Tamayo v. Blagojevich, 526 F.3d 1074, 1081 (7th Cir.2008) (citing Twombly, 550 U.S. at 555, 127 S.Ct. 1955). The court, however, is “not bound to accept as true a legal conclusion couched as a factual allegation.” Twombly, 550 U.S. at 555, 127 S.Ct. 1955.

Motion to Dismiss: Defendant International Association of Bridge, Structural, Ornamental and Reinforcing Ironworkers, AFL–CIO (International Association)

Defendant International Association asserts that Count I of the complaint (the only count that purports to state a claim against it) should be dismissed, pursuant to Rule 12(b)(1) of the Federal Rules of Civil Procedure, for lack of subject matter jurisdiction over the claim because the plaintiff failed to exhaust his administrative remedies prior to filing suit and because he did not bring his claim within the relevant statute of limitations. Additionally, defendant International Association asserts that Count I fails to state a claim for which relief can be granted pursuant to Fed.R.Civ.P. 12(b)(6).
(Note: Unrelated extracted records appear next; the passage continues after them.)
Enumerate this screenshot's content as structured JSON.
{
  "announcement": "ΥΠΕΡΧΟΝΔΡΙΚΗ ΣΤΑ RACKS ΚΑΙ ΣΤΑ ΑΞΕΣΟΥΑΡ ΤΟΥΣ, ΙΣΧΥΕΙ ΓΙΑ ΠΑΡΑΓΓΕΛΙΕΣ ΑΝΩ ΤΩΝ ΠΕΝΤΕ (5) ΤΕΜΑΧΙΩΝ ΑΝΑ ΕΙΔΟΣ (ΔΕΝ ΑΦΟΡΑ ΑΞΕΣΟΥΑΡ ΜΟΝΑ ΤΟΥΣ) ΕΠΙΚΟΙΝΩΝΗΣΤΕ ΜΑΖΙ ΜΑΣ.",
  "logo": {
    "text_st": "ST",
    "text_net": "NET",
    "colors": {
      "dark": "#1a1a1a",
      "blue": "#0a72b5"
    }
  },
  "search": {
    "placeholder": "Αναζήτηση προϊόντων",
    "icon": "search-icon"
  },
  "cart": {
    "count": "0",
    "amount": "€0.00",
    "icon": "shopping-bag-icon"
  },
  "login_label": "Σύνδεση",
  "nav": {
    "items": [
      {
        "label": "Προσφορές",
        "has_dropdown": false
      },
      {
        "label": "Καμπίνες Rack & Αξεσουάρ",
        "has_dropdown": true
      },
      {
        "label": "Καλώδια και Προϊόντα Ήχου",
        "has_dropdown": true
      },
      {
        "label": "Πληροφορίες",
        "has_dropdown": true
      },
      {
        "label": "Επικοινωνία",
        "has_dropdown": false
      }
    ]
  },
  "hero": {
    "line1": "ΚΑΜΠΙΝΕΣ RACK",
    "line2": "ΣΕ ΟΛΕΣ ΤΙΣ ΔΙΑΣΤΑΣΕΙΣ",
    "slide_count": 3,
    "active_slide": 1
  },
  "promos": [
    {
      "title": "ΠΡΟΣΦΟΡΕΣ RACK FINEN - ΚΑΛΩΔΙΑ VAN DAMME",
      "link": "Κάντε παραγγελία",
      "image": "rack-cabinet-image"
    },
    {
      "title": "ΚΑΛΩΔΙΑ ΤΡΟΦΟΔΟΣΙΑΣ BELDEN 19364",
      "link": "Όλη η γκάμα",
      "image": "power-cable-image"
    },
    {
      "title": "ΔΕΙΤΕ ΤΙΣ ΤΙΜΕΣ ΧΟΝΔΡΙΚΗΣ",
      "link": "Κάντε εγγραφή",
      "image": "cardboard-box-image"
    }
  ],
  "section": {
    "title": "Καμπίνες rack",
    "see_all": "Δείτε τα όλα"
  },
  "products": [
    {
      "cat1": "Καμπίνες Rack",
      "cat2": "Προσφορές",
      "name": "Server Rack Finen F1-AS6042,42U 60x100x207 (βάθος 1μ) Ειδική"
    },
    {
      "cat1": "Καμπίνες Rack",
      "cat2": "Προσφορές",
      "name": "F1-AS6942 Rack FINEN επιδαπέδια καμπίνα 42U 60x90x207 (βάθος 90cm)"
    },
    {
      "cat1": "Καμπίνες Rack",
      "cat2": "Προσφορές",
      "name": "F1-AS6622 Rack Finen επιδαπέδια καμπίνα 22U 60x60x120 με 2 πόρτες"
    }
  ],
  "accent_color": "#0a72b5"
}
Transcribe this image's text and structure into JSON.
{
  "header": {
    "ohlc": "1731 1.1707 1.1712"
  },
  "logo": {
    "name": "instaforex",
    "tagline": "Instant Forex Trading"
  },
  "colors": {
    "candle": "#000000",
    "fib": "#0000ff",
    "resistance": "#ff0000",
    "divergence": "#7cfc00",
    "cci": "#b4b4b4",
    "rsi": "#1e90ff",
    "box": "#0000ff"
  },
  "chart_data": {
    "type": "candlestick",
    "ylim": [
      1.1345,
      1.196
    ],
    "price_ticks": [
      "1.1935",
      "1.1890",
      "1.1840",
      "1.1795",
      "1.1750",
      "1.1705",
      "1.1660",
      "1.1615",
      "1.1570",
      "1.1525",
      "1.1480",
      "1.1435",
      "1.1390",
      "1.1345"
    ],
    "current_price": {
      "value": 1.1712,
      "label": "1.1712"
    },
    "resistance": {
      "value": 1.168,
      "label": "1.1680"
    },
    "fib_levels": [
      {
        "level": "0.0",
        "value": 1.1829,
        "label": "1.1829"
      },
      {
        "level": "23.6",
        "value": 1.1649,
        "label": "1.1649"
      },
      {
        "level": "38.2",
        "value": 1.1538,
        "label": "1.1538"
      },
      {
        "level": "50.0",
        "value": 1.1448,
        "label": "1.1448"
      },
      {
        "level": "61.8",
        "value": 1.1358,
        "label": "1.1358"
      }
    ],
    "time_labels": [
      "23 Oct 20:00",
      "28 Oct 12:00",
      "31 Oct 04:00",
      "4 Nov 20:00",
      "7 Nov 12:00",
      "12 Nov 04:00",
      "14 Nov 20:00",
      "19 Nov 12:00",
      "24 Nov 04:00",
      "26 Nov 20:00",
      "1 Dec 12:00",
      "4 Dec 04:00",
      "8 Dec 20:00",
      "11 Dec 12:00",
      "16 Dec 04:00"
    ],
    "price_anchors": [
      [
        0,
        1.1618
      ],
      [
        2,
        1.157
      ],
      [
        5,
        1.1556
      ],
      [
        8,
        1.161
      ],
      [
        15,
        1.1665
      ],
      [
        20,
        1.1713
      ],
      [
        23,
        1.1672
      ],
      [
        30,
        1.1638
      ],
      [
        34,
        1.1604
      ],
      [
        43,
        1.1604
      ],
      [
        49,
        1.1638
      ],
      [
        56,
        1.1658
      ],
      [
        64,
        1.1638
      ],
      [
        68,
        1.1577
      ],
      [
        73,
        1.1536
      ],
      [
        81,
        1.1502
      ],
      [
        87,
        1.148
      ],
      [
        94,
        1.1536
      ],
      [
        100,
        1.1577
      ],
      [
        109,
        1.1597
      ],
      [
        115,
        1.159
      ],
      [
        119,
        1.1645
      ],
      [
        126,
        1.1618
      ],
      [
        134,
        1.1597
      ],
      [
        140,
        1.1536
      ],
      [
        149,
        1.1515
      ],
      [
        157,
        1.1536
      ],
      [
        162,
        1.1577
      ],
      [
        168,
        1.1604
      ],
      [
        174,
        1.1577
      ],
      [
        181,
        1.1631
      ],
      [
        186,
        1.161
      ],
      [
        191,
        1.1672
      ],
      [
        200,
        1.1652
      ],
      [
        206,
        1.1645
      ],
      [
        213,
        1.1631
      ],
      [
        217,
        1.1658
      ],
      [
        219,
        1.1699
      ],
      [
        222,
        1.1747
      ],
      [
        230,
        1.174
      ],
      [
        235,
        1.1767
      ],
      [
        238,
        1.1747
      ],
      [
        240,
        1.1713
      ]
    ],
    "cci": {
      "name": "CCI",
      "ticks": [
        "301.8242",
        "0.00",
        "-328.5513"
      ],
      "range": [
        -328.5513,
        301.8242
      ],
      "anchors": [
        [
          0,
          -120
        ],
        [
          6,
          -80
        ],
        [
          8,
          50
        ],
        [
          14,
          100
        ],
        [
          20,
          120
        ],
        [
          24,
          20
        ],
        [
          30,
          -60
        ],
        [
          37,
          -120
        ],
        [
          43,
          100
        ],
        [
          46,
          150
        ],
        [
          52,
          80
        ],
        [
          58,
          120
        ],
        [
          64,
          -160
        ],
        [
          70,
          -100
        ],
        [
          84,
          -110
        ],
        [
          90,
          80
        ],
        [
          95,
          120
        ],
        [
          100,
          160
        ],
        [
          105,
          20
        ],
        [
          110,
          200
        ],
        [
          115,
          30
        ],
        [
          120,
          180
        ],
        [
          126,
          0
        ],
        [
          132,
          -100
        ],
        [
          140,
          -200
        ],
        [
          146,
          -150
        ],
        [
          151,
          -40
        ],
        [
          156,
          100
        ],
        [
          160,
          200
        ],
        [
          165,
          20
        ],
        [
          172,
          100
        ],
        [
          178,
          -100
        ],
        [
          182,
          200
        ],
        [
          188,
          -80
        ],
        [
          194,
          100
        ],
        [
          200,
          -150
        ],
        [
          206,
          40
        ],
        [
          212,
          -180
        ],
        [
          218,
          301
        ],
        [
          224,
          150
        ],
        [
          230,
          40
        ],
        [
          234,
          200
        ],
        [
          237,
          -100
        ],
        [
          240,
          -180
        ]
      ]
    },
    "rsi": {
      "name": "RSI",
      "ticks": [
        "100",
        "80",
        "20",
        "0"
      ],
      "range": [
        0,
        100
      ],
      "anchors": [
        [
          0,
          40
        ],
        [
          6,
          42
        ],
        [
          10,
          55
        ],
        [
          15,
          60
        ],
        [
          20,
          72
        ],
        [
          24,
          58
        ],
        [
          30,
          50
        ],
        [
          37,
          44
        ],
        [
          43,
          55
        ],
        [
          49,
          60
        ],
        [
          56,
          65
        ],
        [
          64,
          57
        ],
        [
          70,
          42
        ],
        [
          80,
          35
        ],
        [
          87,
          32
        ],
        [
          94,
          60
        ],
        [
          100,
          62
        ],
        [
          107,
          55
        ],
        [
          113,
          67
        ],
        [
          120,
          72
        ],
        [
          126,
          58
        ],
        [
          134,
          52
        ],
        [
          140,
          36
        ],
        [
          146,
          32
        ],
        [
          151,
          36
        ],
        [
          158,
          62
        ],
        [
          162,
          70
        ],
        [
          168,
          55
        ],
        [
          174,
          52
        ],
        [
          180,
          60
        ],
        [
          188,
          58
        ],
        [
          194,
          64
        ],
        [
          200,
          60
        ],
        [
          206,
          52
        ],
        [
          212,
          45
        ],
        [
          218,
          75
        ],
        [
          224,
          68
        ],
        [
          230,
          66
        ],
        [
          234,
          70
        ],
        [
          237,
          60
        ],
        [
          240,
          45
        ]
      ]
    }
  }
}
In response, the plaintiff asserts that he need not present any theory of his case at this stage of the proceedings. The plaintiff cites Hart v. Transit Management of Racine, Inc., 426 F.3d 863 (7th Cir.2005) in support of his assertion. The plaintiff also states that “[t]he crux of the action seeks to vendicate [sic] rights pursuant to 42 U.S.C. § 1981.” (Plaintiff's Reponce [sic] to Dft's motion to dismiss at 1).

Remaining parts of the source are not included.